Decomposing SU(3) representations

Example

0.00 Let's decompose $V=\mathbf{C}^{3}\otimes\mathbf{C}^{3}\otimes\mathbf{C}^{3}$ into irreducible representations of $SU(3)$ . We first need to find the weight diagram of $V$ . Recall that $\mathbf{C}^{3}$ has basis vectors $e_{1},e_{2},e_{3}$ with weights $L_{1},L_{2},L_{3}$ .

1.00 A basis of $V$ is therefore given by the vectors $e_{i}\otimes e_{j}\otimes e_{k}$ .

Lemma:

$e_{i}\otimes e_{j}\otimes e_{k}$ is a weight vector with weight $L_{i}+L_{j}+L_{k}$ .

Proof:

If we act using $H_{\theta}=\begin{pmatrix}\theta_{1}&0&0\\ 0&\theta_{2}&0\\ 0&0&\theta_{3}\end{pmatrix}$ then we get $H_{\theta}(e_{i}\otimes e_{j}\otimes e_{k})=(H_{\theta}e_{i})\otimes e_{j}% \otimes e_{j}+e_{i}\otimes(H_{\theta}e_{j})\otimes e_{k}+e_{i}\otimes e_{j}% \otimes(H_{\theta})e_{k}$ using the Leibniz rule (because $H_{\theta}$ is an element of the Lie algebra and this is how Lie algebras act on tensor products). Therefore, since $H_{\theta}e_{i}=\theta_{i}e_{i}$ , we get: $H_{\theta}(e_{i}\otimes e_{j}\otimes e_{k})=\theta_{i}+\theta_{j}+\theta_{k})e% _{i}\otimes e_{j}\otimes e_{k}=(L_{i}+L_{j}+L+k)(\theta)e_{i}\otimes e_{j}% \otimes e_{k}.$

2.35 Therefore $e_{1}\otimes e_{1}\otimes e_{1}\in W_{3L_{1}}$ etc. We now plot all the points $L_{i}+L_{j}+L_{k}$ in our weight diagram. Some of these points, like $2L_{1}+L_{2}$ , come from several weight vectors, like $e_{1}\otimes e_{1}\otimes e_{2}$ , $e_{1}\otimes e_{2}\otimes e_{1}$ , $e_{2}\otimes e_{1}\otimes e_{1}$ . We keep track of this by writing the dimension of the weight space in the diagram.
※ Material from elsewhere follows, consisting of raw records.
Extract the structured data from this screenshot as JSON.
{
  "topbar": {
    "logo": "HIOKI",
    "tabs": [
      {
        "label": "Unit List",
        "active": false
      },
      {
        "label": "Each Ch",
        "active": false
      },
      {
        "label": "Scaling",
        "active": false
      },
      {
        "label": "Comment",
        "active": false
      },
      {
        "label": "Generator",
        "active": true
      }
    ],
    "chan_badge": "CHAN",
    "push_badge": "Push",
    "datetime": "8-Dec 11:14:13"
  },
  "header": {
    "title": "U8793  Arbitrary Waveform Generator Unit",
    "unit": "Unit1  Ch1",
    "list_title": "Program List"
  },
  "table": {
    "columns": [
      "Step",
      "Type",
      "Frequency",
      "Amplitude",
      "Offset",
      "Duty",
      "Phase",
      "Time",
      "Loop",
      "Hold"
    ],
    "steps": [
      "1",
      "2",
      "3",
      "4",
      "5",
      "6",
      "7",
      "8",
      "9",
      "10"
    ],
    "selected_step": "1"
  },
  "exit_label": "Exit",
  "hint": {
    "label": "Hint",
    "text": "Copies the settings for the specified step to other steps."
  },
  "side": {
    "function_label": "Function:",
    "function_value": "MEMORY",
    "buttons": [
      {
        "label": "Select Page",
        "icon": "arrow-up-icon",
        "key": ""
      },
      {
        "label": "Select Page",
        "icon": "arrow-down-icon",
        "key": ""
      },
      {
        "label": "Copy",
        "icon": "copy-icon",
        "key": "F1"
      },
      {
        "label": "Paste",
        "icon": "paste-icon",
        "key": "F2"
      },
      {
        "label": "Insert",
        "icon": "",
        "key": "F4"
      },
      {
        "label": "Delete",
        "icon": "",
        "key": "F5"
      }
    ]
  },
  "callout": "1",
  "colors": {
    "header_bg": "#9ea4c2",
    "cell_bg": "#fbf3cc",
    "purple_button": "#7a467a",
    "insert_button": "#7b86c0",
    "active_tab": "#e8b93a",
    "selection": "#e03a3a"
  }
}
The sum of all dimensions should be 27, the total number of basis vectors.

5.35 This is not the weight diagram of an irreducible representation; for example, the multiplicities around the outer triangle are not all equal to 1. We will decompose it into irreducible subrepresentations as we did for $SU(2)$ . We will do this by picking a "highest weight vector", generating an irreducible subrepresentation, taking its orthogonal complement with respect to an invariant Hermitian inner product (stripping off the corresponding weights from the diagram) and iterating this procedure.

6.05 There is no unique way to define "highest weight" any more, and we will discuss this point in a later video when we prove the classification theorem, but I claim that the highest weights will be vertices of our polygon. For example, we could take $3L_{1}$ in this example. This generates a subrepresentation whose weight diagram is:

8.10 I'll call this $\Gamma_{3,0}$ (and more generally, $\Gamma_{m,n}$ will denote the unique irrep with highest weight $mL_{1}-nL_{3}$ ).

9.15 The orthogonal complement to this subrepresentation has weight diagram:

The weight diagram of the orthogonal complement of the subrepresentation isomorphic to Gamma_{3,0}

10.35 If we pick a highest weight vector in $W_{L_{1}+L_{2}}$ then we will generate a copy of $\Gamma_{1,1}$ inside our representation. We get two of these because $W_{L_{1}+L_{2}}$ is 2-dimensional. The weight diagram of $\Gamma_{1,1}$ is:

In other words, $\Gamma_{1,1}$ is isomorphic to the adjoint representation. What's left when I strip off these subrepresentations, I am left with a 1-dimensional $W_{0}$ , which gives us a copy of the trivial 1-dimensional representation $\Gamma_{0,0}\cong\mathbf{C}$ .

11.55 Overall, we get $\mathbf{C}^{3}\otimes\mathbf{C}^{3}\otimes\mathbf{C}^{3}\cong\Gamma_{3,0}% \oplus\Gamma_{1,1}\oplus\Gamma_{1,1}\oplus\mathbf{C}.$

Pre-class exercise

Exercise:

Decompose $\mathbf{C}^{3}\otimes\mathbf{C}^{3}$ into irreducible subrepresentations.